Une première victoire avec le soutien de l'extrême droite
A l'Assemblée nationale, le texte a reçu un soutien sans faille de la coalition gouvernementale ainsi que de l'extrême droite, qui a vu dans cette initiative une opportunité d'affirmer l'égalité devant les règles: « La solidarité exige l'équité : les règles doivent être les mêmes pour tous », a déclaré Lecornu. Le vote au Sénat, majoritairement à droite, ne devrait pas rencontrer d’obstacles majeurs, ce qui réjouit le Premier ministre. Récemment, d'autres projets trouvés sur son chemin ont échoué à l'Assemblée, comme celui concernant la transposition de l'accord sur les ruptures conventionnelles.
Augmentation des moyens et durcissement des sanctions
Ce projet de loi, élaboré par une commission mixte paritaire composée de députés et de sénateurs, vise à doter les administrations publiques et les collectivités locales des outils nécessaires pour lutter efficacement contre les fraudes. Initialement constitué de 27 articles, il a été étendu à plus d'une centaine, renforçant ainsi les mesures de détection et de sanction. Les rapporteurs se sont réjouis des avancées obtenues lors des discussions parlementaires.
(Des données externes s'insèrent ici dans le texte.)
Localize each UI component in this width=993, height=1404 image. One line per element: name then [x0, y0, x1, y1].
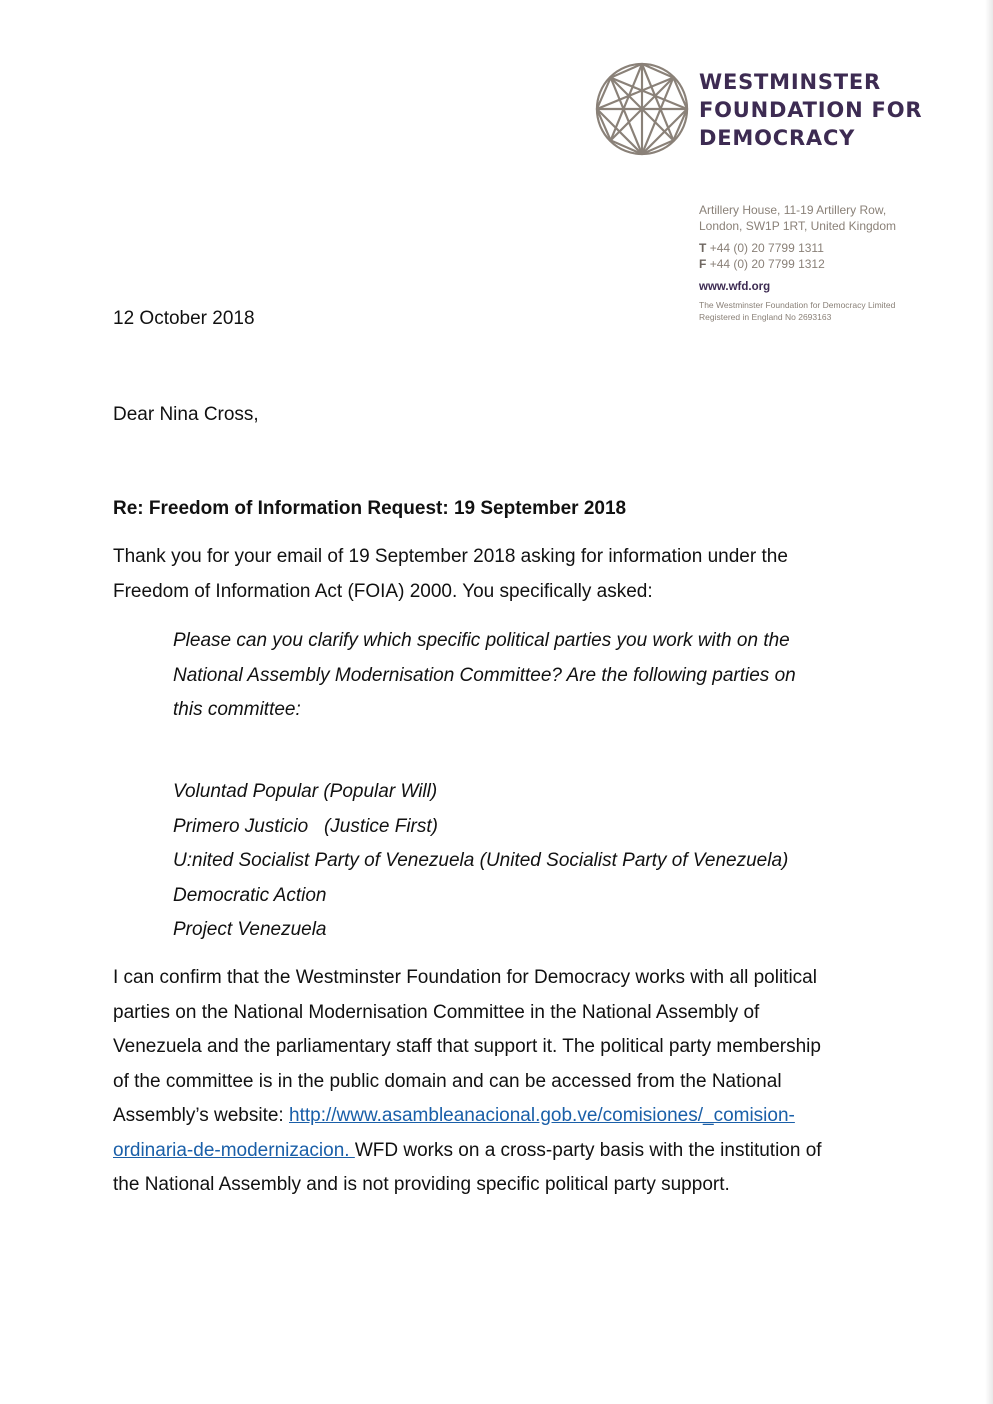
website: www.wfd.org: [699, 281, 771, 293]
fax-label: F: [699, 257, 707, 271]
party-item: Voluntad Popular (Popular Will): [173, 781, 438, 802]
party-item: Primero Justicio (Justice First): [173, 815, 438, 837]
text-line: National Assembly Modernisation Committee? Are the following parties on: [173, 664, 796, 686]
party-list: [173, 775, 788, 948]
text-line: I can confirm that the Westminster Foundation for Democracy works with all political: [113, 967, 817, 988]
org-name: [699, 68, 922, 152]
org-name-line: FOUNDATION FOR: [699, 98, 923, 122]
telephone: [699, 240, 939, 256]
registration-line: Registered in England No 2693163: [699, 312, 832, 322]
contact-block: [699, 202, 939, 323]
text-fragment: WFD works on a cross-party basis with the institution of: [354, 1139, 822, 1161]
text-line: the National Assembly and is not providing specific political party support.: [113, 1174, 730, 1195]
party-item: Project Venezuela: [173, 919, 327, 940]
letter-date: 12 October 2018: [113, 308, 255, 329]
text-line: Thank you for your email of 19 September 2018 asking for information under the: [113, 546, 788, 567]
salutation: Dear Nina Cross,: [113, 404, 259, 425]
registration-line: The Westminster Foundation for Democracy Limited: [699, 300, 896, 310]
response-paragraph: [113, 961, 873, 1203]
text-line: Freedom of Information Act (FOIA) 2000. You specifically asked:: [113, 580, 653, 602]
telephone-label: T: [699, 241, 707, 255]
intro-paragraph: [113, 540, 873, 609]
text-line: of the committee is in the public domain and can be accessed from the National: [113, 1070, 782, 1092]
telephone-number: +44 (0) 20 7799 1311: [709, 241, 824, 255]
address: [699, 202, 939, 234]
party-item: Democratic Action: [173, 884, 327, 906]
globe-network-icon: [593, 60, 691, 158]
text-line: Venezuela and the parliamentary staff that support it. The political party membership: [113, 1036, 821, 1057]
quoted-request: [173, 624, 796, 728]
address-line: Artillery House, 11-19 Artillery Row,: [699, 203, 887, 217]
assembly-website-link[interactable]: http://www.asambleanacional.gob.ve/comisiones/_comision-: [289, 1105, 795, 1126]
wfd-logo: [593, 60, 923, 160]
page-edge-shadow: [985, 0, 993, 1404]
text-line: parties on the National Modernisation Committee in the National Assembly of: [113, 1001, 760, 1023]
phone-numbers: [699, 240, 939, 272]
address-line: London, SW1P 1RT, United Kingdom: [699, 219, 897, 233]
text-fragment: Assembly’s website:: [113, 1105, 289, 1126]
text-line: this committee:: [173, 699, 301, 720]
org-name-line: DEMOCRACY: [699, 126, 856, 150]
assembly-website-link-continued[interactable]: ordinaria-de-modernizacion.: [113, 1139, 355, 1161]
fax: [699, 256, 939, 272]
party-item: U:nited Socialist Party of Venezuela (United Socialist Party of Venezuela): [173, 850, 789, 871]
text-line: [113, 1099, 873, 1134]
text-line: [113, 1134, 873, 1169]
subject-line: Re: Freedom of Information Request: 19 September 2018: [113, 498, 627, 519]
org-name-line: WESTMINSTER: [699, 70, 882, 94]
fax-number: +44 (0) 20 7799 1312: [709, 257, 825, 271]
registration: [699, 299, 939, 323]
text-line: Please can you clarify which specific political parties you work with on the: [173, 630, 790, 651]
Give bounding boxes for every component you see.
Toutefois, la gauche a unanimement rejeté ce texte, l'accusant d'« acharnement » contre les plus vulnérables et considérant que les mesures proposées sont insuffisantes pour combattre la fraude fiscale. Le Rassemblement national a également exprimé des réserves sur cette question. Selon le Haut Conseil du financement de la protection sociale, la fraude sociale atteindrait 14 milliards d'euros, tandis que les estimations pour la fraude fiscale varient entre 80 et 100 milliards d'euros.
Partage d'informations et contrôle des prestations
Le projet de loi inclut un meilleur partage des données entre administrations, permettant à certains agents d'accéder aux informations bancaires des bénéficiaires de prestations, renforçant ainsi la lutte contre la fraude au Revenu de solidarité active (RSA). Toutefois, cette mesure inquiète l'opposition, qui craint une augmentation des fuites de données sensibles.
Côté sanctions, un article controversé prévoit la suspension temporaire des allocations chômage en cas de soupçons de fraudes. Comme l'a précisé la députée socialiste Sandrine Runel, son groupe pourrait saisir le Conseil constitutionnel sur ce point, ainsi que sur d'autres limitations concernant les arrêts de travail via téléconsultation. Cependant, le texte propose également des régulations, par exemple, pour le secteur des VTC et pour les services de transport de patients, qui devront s'équiper en dispositifs de géolocalisation.